Il romanzo è anche percorso da forti suggestioni horror, quali la villa ottocentesca piena di manichini polverosi e di ritratti truci degli antenati. Sicuramente un sapore horror ha il rito dell’esorcismo nelle stanze tenebrose e cupe del convento o il rito voodoo del grosso chiodo conficcato nel pupazzo, in un tranquillo salotto borghese, con lo scopo di trasmettere un maleficio mortale. Ha forti richiami horror anche il cimitero dei monaci, la salma della ragazza pesantemente truccata con i colori di una vita che ormai non le appartiene più, e altri episodi simili. C’è forse un oscuro sortilegio sotteso all’incalzare delle vicende di Ernesto, il protagonista. Vi è il districarsi, per tutta la narrazione, di eventi concatenati fra loro che alla fine si rivelano essere espressione di un lucido progetto criminale.
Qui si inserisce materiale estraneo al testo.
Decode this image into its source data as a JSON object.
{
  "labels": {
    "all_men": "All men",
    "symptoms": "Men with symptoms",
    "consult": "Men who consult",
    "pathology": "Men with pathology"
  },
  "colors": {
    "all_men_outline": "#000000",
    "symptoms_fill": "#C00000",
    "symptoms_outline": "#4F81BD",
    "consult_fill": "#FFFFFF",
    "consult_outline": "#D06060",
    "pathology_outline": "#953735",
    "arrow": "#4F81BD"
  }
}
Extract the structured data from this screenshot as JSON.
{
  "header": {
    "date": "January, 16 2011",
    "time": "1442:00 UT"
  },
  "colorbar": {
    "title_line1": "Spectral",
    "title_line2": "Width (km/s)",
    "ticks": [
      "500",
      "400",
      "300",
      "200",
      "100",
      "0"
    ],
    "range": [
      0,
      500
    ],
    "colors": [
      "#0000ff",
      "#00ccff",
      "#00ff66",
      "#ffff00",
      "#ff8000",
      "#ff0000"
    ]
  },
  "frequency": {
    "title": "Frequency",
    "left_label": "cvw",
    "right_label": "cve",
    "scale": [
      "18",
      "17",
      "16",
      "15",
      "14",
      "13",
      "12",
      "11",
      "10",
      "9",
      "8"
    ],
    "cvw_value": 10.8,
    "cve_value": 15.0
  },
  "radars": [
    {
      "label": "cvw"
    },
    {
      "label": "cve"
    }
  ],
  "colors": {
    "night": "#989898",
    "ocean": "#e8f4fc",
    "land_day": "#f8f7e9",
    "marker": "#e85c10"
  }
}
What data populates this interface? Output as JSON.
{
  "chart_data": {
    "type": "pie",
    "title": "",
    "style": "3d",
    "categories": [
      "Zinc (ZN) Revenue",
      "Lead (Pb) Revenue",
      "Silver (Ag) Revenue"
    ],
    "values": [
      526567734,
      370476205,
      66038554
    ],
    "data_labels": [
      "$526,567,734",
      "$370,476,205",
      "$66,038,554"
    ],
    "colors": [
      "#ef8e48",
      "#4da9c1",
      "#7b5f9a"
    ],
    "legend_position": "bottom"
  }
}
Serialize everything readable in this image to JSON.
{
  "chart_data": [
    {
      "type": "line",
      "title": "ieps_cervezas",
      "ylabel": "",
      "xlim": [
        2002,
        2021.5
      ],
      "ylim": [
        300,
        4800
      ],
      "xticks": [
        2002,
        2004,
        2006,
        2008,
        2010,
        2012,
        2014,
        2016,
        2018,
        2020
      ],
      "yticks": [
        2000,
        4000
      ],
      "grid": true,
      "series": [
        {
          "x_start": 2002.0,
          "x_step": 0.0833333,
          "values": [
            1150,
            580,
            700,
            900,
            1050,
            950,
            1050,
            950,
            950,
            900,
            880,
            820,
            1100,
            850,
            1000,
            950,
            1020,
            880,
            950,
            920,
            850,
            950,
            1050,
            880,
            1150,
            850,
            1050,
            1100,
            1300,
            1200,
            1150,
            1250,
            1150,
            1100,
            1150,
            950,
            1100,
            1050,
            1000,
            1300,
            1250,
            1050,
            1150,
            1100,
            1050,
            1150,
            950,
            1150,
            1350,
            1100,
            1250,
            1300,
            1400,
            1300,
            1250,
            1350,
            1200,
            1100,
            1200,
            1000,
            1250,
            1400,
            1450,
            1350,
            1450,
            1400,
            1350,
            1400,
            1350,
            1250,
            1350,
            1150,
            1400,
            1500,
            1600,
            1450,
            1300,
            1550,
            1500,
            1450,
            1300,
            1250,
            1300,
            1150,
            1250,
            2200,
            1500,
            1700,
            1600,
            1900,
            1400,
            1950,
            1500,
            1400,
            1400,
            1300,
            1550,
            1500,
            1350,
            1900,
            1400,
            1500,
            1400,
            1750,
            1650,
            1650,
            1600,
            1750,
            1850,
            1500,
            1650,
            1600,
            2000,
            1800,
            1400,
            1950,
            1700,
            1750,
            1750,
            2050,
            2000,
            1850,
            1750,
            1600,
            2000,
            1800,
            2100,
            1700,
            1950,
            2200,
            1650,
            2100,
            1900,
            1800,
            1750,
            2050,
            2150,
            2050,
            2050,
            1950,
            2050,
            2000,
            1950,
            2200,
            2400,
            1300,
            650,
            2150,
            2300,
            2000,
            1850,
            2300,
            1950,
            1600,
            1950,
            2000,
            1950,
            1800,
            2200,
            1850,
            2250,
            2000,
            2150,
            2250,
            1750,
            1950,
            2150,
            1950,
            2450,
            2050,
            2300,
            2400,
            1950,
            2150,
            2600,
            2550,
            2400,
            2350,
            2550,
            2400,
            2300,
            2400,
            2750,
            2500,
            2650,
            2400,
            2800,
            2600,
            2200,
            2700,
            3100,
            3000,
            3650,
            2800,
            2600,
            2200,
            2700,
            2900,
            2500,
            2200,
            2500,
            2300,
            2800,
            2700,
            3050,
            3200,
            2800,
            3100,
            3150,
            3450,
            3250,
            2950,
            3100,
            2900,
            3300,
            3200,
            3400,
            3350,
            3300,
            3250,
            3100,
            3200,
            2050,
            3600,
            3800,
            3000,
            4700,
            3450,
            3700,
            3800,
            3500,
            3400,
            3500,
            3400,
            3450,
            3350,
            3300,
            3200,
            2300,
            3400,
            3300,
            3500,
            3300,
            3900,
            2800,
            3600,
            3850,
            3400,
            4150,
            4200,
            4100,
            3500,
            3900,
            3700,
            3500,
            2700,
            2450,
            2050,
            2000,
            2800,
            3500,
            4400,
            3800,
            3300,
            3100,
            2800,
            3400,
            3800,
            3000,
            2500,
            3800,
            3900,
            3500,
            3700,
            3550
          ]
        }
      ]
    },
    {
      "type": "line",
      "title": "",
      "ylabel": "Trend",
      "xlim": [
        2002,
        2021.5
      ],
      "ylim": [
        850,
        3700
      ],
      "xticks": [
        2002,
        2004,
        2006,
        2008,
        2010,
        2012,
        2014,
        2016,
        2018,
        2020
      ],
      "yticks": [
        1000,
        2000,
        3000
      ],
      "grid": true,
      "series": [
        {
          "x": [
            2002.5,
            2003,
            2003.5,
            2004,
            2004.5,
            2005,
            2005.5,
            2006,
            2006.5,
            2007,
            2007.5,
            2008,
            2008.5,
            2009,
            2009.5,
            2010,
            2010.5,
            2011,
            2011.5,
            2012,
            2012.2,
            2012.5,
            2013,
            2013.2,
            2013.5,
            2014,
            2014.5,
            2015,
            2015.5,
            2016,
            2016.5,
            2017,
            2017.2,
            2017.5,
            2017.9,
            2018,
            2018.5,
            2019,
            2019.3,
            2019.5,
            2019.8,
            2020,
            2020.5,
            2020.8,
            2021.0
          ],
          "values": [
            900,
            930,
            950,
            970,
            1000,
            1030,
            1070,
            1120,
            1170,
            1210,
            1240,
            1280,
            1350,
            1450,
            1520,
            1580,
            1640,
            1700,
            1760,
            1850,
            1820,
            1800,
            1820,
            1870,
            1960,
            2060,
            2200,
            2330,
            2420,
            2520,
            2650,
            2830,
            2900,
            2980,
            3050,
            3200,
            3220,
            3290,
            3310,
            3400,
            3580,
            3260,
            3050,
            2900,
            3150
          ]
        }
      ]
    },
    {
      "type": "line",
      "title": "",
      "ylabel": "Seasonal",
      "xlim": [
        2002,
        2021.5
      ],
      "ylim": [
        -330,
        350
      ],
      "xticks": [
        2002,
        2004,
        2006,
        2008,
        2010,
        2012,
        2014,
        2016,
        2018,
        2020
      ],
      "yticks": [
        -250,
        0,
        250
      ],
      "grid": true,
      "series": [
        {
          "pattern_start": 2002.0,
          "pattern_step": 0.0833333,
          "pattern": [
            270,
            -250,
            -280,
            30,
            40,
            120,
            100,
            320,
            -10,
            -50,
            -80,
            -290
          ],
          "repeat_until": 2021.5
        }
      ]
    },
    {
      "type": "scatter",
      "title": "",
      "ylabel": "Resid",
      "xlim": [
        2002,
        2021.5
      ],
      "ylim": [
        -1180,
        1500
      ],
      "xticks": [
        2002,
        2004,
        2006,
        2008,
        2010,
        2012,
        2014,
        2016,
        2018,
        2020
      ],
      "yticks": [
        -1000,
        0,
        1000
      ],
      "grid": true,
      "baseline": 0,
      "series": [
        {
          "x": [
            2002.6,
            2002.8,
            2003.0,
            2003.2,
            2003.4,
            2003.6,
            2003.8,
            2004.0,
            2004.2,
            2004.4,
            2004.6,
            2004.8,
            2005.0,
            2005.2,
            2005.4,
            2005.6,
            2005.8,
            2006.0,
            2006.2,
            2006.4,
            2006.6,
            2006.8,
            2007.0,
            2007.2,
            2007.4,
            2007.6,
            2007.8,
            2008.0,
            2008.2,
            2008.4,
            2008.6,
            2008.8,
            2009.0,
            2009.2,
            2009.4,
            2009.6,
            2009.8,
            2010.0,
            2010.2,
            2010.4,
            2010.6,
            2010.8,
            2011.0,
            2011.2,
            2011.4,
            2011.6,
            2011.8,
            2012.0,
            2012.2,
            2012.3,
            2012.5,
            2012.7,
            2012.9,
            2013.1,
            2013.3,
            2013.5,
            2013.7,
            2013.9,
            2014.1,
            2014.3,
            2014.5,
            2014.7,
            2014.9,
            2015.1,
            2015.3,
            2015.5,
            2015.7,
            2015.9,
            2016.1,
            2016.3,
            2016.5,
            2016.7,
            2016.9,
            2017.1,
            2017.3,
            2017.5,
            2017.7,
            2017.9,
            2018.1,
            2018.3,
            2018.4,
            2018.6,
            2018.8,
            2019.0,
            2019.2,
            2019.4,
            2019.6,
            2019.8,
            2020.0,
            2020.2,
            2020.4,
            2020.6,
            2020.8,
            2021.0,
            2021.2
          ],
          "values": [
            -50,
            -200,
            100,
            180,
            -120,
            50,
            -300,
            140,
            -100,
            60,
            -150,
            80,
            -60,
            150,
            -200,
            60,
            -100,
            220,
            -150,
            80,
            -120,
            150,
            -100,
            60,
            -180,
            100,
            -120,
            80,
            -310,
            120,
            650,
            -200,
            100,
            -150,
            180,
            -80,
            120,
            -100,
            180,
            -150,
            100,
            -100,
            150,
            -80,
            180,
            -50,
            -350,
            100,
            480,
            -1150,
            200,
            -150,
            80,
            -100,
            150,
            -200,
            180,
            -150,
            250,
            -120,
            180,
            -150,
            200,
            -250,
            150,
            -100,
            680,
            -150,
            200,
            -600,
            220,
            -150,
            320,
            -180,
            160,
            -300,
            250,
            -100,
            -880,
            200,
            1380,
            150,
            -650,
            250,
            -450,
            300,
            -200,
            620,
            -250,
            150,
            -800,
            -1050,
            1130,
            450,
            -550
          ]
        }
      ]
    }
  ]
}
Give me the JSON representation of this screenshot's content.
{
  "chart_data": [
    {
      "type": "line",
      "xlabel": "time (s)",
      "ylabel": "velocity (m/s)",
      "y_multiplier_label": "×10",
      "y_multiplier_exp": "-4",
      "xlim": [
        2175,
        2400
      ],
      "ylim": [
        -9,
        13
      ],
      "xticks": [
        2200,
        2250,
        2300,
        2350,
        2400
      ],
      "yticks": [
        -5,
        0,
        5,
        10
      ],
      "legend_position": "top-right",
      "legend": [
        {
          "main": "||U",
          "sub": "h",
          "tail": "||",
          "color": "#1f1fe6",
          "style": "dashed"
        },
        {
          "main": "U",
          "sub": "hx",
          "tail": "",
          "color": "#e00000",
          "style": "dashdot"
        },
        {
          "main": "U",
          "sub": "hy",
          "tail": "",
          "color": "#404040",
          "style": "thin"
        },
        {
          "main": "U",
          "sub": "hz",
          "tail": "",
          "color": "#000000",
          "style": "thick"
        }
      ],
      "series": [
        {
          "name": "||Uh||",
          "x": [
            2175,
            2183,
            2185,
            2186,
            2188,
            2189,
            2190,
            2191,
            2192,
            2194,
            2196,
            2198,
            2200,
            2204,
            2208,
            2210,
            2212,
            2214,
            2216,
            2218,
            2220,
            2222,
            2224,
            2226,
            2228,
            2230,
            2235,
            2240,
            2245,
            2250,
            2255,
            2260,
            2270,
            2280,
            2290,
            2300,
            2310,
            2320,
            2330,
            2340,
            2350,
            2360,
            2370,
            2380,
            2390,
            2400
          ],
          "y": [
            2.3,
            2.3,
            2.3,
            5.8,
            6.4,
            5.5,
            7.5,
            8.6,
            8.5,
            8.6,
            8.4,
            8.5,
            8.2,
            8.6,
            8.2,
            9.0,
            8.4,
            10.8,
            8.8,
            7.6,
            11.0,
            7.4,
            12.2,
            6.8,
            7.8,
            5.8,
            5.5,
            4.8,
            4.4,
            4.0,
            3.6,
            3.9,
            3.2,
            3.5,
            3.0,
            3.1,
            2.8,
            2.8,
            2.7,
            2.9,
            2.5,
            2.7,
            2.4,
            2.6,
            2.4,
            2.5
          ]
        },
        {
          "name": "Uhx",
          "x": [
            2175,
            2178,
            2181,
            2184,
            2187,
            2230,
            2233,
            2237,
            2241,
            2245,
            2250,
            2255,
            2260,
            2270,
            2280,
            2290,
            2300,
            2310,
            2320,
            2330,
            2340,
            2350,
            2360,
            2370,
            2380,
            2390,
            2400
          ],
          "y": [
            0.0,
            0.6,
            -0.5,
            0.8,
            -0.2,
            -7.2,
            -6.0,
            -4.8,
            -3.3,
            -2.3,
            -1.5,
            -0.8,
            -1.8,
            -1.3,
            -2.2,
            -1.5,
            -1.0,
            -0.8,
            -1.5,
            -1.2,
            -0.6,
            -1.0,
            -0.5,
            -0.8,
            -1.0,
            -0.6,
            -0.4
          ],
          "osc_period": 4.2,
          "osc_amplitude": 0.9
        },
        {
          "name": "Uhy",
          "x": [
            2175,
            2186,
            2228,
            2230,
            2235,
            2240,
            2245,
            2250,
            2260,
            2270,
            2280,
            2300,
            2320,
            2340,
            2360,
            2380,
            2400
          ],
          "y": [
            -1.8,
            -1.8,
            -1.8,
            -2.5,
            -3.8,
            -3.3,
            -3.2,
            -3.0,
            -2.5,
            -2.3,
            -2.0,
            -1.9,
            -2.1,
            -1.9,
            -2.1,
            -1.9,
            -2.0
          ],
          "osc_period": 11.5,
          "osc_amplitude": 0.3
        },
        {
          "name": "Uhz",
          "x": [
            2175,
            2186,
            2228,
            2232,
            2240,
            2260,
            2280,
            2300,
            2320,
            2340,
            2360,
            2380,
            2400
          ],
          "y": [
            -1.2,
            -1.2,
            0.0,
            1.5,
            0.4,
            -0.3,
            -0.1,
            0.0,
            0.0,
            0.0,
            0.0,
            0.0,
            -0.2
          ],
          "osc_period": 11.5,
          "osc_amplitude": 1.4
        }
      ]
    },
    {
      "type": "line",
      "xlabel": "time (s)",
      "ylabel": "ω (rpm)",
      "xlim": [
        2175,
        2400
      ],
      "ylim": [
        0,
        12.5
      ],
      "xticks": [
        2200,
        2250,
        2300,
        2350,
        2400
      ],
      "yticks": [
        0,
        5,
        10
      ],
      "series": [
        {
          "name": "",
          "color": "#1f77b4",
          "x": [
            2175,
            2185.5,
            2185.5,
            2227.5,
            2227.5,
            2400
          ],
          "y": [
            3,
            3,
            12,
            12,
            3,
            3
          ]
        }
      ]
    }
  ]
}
In questo tessuto narrativo, tipico del noir, si inseriscono drammatiche riflessioni sul male, che è il vero protagonista del romanzo, di cui Ernesto in realtà è la vittima. Il male nella sua costruzione e le sue molteplici espressioni. Il male come volontà di nuocere che si nasconde proprio nelle persone più insospettabili, per cui alla fine nulla è come sembra. Non a caso vengono citati nel frontespizio due intellettuali che hanno trattato a fondo questa tematica, quali il teologo Vito Mancuso e la filosofa Hanna Arendt. Il male inteso nella corruzione che può permeare di sé anche i rappresentanti d’istituzioni ritenute a più alta valenza morale quali la Legge e la Chiesa, fino a farle scadere in un connubio miserevole.

Ne “Il chiodo nel pupazzo l’autore ha voluto togliere gli abiti e le maschere del potere, dentro cui molti uomini delle istituzioni si nascondono, per mettere  a nudo le loro fragilità e talvolta anche la meschinità: “Tu stai bene nascosto dentro quella veste. Ti sei coperto bene” – dice il giudice Gilberto Rossi al Vescovo.

 Il messaggio del romanzo non vuole essere una critica cieca e stupida del potere come tale, e nemmeno una concezione manichea e stereotipata della società. Un personaggio affascinante è sicuramente Fra Giacinto, in cui qualcuno ha visto delle assonanze con figure di mistici realmente vissuti, anche per i trascorsi dell’autore in luoghi a forte ispirazione ascetica quali San Giovanni Rotondo e Subiaco. Fra’ Giacinto rappresenta il santo incompreso dalla Chiesa, una figura travagliata e nello stesso tempo di una semplicità disarmante. Da giovane ha vissuto un’esperienza politica del tutto opposta a quel credo per cui poi ha indossato il saio monacale. Ha anche trepidato per l’amore di una donna che poi ha visto morire sotto le macerie dei bombardamenti durante la guerra. Fra Giacinto vive, per una sua precisa scelta di povertà, in uno scantinato umido e indossa un sacco rattoppato. E’ il cristiano puro, animato da un francescanesimo che va al di là della religione stessa e diventa messaggio universale. Il suo corpo, malato e rattrappito, che sembra uscito da un lager, emana una forte vitalità. In una visione immanente è l’uomo che “può perché crede di potere”, e in fin dei conti, è l’uomo che può perché crede. Un personaggio di grande luminosità, che forse, tanti anni prima, su una Ludovica bambina, ha predetto la tragedia che avrebbe colpito i due giovani innamorati.